Nor have there been any apologies of expressions of regret from White House staffers also shown to have lied, repeatedly, to the American people. Sarah Huckabee Sanders, Trump’s press secretary, couldn’t bring herself to say she was sorry for lying to reporters, probably because she and they all know she is going to continue to do. Kellyanne Conway? She called on the media and Democrats to apologize to Trump. No one, as far as anyone knows, has been fired for what Mueller’s found, no one held publicly accountable, largely because most of those actors already resigned or were fired from this White House.
This team is going to continue to act this way until they are forced legally and politically to back down. But we can’t wait for the courts to sort it out, especially with the Supreme Court at its most conservative point in nearly a century. And it’s no answer to say that the presidential election of 2020 is the fairest way to resolve this problem. There are 640 days left of the Trump presidency (even if he is not re-elected next November) and each day without a reckoning for what Trump has done is an insult to the Constitution as we have known it. If the Democrats don’t at least hold impeachment hearings, they’ll be derelict in their duty.
One of the least forgivable things President Barack Obama did during his White House tenure was his decision to “look forward,” not backward, when he had the opportunity to hold accountable those responsible for the Bush administration’s torture tactics in the war on terror. Obama’s choice to live and let live for the sake of political comity with Republicans is why we have a torture apologist today at the CIA. Congressional Democrats would be making the same mistake now if they don’t do everything in their power to hold Trump and his fellow obstructionists accountable for the way they’ve degraded the White House and the rule of law.

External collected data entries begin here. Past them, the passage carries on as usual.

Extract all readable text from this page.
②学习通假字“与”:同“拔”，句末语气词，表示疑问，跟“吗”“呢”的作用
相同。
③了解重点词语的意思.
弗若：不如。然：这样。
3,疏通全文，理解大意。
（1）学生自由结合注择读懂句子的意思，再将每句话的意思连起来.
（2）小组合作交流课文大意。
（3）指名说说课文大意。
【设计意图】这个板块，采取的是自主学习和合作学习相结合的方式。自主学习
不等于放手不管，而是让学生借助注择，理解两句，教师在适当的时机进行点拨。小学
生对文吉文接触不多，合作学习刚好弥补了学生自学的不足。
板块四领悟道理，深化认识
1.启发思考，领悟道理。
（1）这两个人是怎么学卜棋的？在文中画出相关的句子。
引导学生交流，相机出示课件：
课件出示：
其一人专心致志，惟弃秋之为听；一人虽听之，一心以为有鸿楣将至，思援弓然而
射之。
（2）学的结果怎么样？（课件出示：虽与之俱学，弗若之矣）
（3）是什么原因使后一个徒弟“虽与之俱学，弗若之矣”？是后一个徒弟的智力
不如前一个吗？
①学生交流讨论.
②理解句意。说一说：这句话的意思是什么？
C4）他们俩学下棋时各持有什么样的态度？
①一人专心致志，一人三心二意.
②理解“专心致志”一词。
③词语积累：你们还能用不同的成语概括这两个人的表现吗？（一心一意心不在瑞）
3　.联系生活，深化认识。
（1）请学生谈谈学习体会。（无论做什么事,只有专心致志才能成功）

The Mueller report, in other words, cannot be considered the end, as Republicans hope it will be, because we still may see more indictments. It should be seen instead as a segue to the legislature’s prime role in this constitutional drama. The special counsel has to testify in public on television to answer questions left behind by his work product. So, too, does Attorney General William Barr, outed last week as just another partisan hack more worried about pleasing his boss, the president, than with executing his constitutional duties as the nation’s chief law enforcement officer. So, too, must former White House counsel Don McGahn.
The Democrats cannot walk away from this fight now because capitulation won’t end the fight. Trump is telling us, loudly and proudly through one tweet after another, that he’s not going to change a thing about the way he does business despite what Mueller found. Already his man at the Justice Department, William Barr, is enabling conspiracy theories about “spying” on the Trump campaign in 2016. Already his defrocked mouthpiece Rudy Giuliani is signaling there will be more shady contacts with the Russians and other foreign powers able and willing to spy on Democrats.
In the end, this is the story of a group of suspects who, having avoided an initial indictment without being exonerated, are running around town deriding the police and prosecutors and promising to commit more crimes because they are convinced they are above the law. In the real world, folks like this ultimately get what’s coming to them. In this world, the world where the president lies and his party covers up for him, that’s called impeachment. Or so the Constitution says, anyway. House Democrats have to do the right thing here. The right thing is to hold impeachment hearings. And they can do that and run the House at the same time.